El coche era pequeño y estaba desordenado y abarrotado de cosas. Una cesta volcada había vertido su contenido sobre el suelo, y una enorme bolsa azul acaparaba la mayor parte del espacio a mis pies. El asiento trasero estaba atestado de ropa. El salpicadero se veía cubierto de folletos y papeles y tiques de aparcamiento. Apestaba a incienso. Noté que me había sentado encima de algo. Metí la mano por debajo y tiré hacia fuera: un trozo de una manta de punto vieja, solo un retal, gris por la suciedad y plagado de agujeros. Habría supuesto que Edie lo utilizaba para limpiar el parabrisas si hubiera limpiado el parabrisas alguna vez. Estaba a punto de soltarlo. Fue la expresión en la cara de Edie lo que me hizo detenerme. En vez de eso, lo sujeté unos instantes e introduje los dedos por los bucles y remolinos.

Edie me observaba.

¿Tan difícil resultaba ser otra persona? ¿Había que estar vigilante hasta ese punto? ¿Cuánto iba a durar, si un simple retal mugriento podía ser algo especial?

Edie se enderezó en su asiento, respiró hondo, sonrió a la carretera.

—Pensé que igual la habías echado de menos —comentó—. Sé que ya eres demasiado mayor y todo eso. Solo pensé que te haría sonreír.
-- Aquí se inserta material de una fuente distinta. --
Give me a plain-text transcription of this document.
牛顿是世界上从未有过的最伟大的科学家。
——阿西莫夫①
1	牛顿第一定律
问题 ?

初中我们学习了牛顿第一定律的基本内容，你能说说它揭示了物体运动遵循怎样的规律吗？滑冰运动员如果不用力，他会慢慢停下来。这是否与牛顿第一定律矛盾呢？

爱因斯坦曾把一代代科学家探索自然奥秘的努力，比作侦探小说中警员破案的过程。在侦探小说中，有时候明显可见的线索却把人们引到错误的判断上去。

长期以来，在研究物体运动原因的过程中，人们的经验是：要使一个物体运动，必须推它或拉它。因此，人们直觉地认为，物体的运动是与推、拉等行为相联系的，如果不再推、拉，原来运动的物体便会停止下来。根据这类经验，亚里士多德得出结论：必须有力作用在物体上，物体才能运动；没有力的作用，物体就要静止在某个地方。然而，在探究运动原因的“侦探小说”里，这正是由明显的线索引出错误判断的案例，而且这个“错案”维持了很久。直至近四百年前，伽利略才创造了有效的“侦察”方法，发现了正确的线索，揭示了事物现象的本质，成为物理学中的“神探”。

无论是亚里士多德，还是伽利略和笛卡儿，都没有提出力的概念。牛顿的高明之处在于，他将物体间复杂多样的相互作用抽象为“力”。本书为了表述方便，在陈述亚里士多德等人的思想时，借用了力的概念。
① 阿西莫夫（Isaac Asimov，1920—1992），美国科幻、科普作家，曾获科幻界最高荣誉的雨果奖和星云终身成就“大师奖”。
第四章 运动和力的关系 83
—Gracias —dije yo. Sonreí, tal como se esperaba de mí. Fue como si la cara se me dividiera en dos. Metí el trapo en la mochila.

Dejamos a un lado de la carretera un pub llamado The Homecoming, «el regreso al hogar». El interior se notaba cálido, ruidoso. Me imaginé saliendo del coche y entrando en el pub, quitándoles las bebidas a los clientes mientras se volvían de espaldas. Me vi a mí mismo a través de las ventanas.

Resultaba agradable encontrarse en un espacio sin taquillas ni archivadores ni líquidos de limpieza industrial ni un lugar para cada objeto. Observé las manos de Edie, al volante. Llevaba un anillo de oro en el meñique de la mano derecha, y otro de plata en el dedo corazón de la izquierda. Las venas sobresalían bajo su piel, ligeramente azuladas; huesos delgados y perfectos oscilaban a cada pequeño movimiento. En el coche hacía calor, un calor seco. Por los conductos de la calefacción entraba aire y, como una sanguijuela, me chupaba la humedad de los ojos y la boca. Mientras conducía, Edie miraba al frente, a los espejos, a su hombro y, luego, a mí.

—Voy a ir despacio hasta casa —dijo—. No voy a chocarme ni a dar una vuelta de campana con el coche.

—De acuerdo —respondí. Y, en mi interior, oí que una parte de mí deseaba que lo hiciera.

No dijimos nada durante un buen rato. El silencio del coche lo llenaba el hecho de que no sabíamos qué decir.

Pensé en el lugar adonde nos dirigíamos: cómo sería y quién estaría esperando allí. Pensé en cómo narices iba a conseguir salir impune. Cada vez que pensaba en ello, mi cuerpo se abría como si estuviera hueco, como cuando se te olvida algo fundamental, como cuando sabes que estás metido en un lío, como cuando te despiertas y lo único que encuentras es remordimiento.

—Estamos muy callados —observó Edie— para tener dos años de historias por contar.

Lo de estar callado me gustaba. No podía equivocarme si estaba callado.

—No hay prisa, ¿verdad? —dije yo.

—Supongo que no —respondió—. Supongo que antes tampoco hablábamos mucho.

Cambió de marcha, pero no entró bien y el coche chirrió y rechinó hasta que Edie consiguió introducirla.

—Cass, te he echado de menos —dijo.

¿Qué se suponía que tenía que responder? Me miré los pies. Miré por la ventana. Ella aún lo echaba de menos. No había dejado de hacerlo, la pobre. Solo que no lo sabía.

—Soñaba contigo —prosiguió.

¿Qué habría respondido él? ¿Gracias? ¿Lo siento?

—En mi imaginación, eras el mismo que cuando te marchaste —dijo—. Daba por hecho que tendrías el mismo aspecto —estuvo a punto de sonreír—. Han pasado dos años. Es absurdo.

—Me pregunto si mamá y Frank habrán recibido mis mensajes —dijo ella—. No he podido localizarlos.

No sabía quiénes eran esas personas. No tenía ni la menor idea de qué decir.

—Puede que aún no lo sepan —continuó Edie—. Es raro, ¿verdad?

Vi que examinaba mi mirada en busca de algo que no estaba allí. Parpadeé, y ella también.

—Dios mío, Cassiel —dijo—. No me puedo creer que seas tú.

Yo sabía exactamente lo que quería decir, aunque ella misma no lo supiera.